Leveraging the right digital tools can help with creative accessible and active learning environments. I shared about using a tool like Quizlet to help students master various topics using learning tools and gamification. Students can also be encouraged to create artifacts of their learning using tools like Penzu to create an online journal of their learning, Flipgrid to record and share a video response, and Voki to create a talking animated figure.

In the design of a creative writing workshop to promote digital citizenship, I featured the use of digital mind-mapping tool Mindomo for students to brainstorm and generate potential ideas for their stories. Another mind-mapping tool is Mindmeister which I featured in another post on Microsoft Teams integration. For learners who wants to improve their language and reading skills by listening to pronunciations, the Immersive Reader for Teams tool offers the ability for students to have messages and text passages read aloud to them. 

Immersive Reader was originally created as a tool to help people with sight, learning and reading disabilities by removing distractions for the reader so that the user can focus on the content. For example, a student with dyslexia who struggles with reading can make use of the Immersive Reader Tool and have the text on screen read out to them.

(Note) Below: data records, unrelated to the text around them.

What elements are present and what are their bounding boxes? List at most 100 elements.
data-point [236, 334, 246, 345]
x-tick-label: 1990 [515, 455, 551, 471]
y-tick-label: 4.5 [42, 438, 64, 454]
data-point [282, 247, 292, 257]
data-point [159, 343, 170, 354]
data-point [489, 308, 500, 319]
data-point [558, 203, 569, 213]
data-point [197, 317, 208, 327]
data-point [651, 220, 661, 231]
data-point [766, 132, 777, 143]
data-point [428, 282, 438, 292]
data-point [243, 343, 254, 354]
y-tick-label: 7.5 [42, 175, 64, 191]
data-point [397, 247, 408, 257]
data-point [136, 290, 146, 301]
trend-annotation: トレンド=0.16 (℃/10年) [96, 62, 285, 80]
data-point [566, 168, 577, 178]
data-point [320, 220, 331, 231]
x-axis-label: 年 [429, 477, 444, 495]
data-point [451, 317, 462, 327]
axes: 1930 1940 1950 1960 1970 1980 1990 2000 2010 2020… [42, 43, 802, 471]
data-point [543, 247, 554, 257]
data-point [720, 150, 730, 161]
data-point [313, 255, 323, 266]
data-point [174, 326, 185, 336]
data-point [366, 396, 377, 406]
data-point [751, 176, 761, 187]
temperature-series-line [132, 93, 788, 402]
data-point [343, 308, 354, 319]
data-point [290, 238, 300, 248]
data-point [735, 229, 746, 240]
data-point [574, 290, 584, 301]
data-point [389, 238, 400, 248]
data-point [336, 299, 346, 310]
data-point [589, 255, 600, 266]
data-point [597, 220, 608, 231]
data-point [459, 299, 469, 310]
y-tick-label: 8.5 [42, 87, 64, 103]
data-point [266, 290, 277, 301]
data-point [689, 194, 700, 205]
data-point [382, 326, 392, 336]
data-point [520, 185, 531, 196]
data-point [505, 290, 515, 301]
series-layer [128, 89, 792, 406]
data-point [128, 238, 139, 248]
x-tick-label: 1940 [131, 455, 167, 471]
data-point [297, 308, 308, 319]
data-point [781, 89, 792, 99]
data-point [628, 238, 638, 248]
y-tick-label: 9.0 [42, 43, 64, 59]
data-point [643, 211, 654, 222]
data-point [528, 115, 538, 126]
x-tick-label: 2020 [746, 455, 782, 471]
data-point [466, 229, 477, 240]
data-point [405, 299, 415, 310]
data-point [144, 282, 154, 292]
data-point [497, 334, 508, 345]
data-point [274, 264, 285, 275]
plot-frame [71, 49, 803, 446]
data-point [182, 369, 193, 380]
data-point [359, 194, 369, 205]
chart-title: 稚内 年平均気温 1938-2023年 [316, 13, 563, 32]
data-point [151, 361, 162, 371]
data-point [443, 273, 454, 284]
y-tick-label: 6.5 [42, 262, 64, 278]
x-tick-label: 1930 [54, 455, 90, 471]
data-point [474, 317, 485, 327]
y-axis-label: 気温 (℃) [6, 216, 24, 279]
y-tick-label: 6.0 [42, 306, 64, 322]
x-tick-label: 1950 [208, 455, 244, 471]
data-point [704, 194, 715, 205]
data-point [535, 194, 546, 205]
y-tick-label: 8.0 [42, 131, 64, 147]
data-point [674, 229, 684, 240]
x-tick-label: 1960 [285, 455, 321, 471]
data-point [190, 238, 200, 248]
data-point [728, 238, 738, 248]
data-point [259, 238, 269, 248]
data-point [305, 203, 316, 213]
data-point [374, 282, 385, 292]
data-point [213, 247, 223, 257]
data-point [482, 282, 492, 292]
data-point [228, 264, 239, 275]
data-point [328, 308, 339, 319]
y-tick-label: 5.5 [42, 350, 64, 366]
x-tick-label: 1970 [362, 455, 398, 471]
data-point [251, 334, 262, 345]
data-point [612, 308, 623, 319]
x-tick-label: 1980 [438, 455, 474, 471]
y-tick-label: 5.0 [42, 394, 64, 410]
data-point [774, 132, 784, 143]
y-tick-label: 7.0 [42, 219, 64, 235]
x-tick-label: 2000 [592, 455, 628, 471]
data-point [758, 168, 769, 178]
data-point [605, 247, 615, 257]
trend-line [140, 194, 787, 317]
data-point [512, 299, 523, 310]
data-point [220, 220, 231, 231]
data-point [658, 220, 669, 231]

In my post on “Culturally Responsive Teaching: Enhancing Student Engagement and Digital Classroom Learning“, I presented ways for coaches to design digital learning environments that accommodate learner variability. Firstly, this can be done by leveraging the right tools like translation tools including text-to-speech translation tools, and collaboration tools like Google Hangouts, Zoom, and ePals. Next, coaches can design blended learning environments, combining face-to-face and online learning experiences to extend the learning beyond the physical classroom. Coaches can  use methods to promote student voice through tools like Jamboard or Miro. Thinglink is also another useful tool in blended/flipped learning as it allows coaches to users turn any image into an interactive graphic by creating hotspots on an image or video that allows users to interact with the content.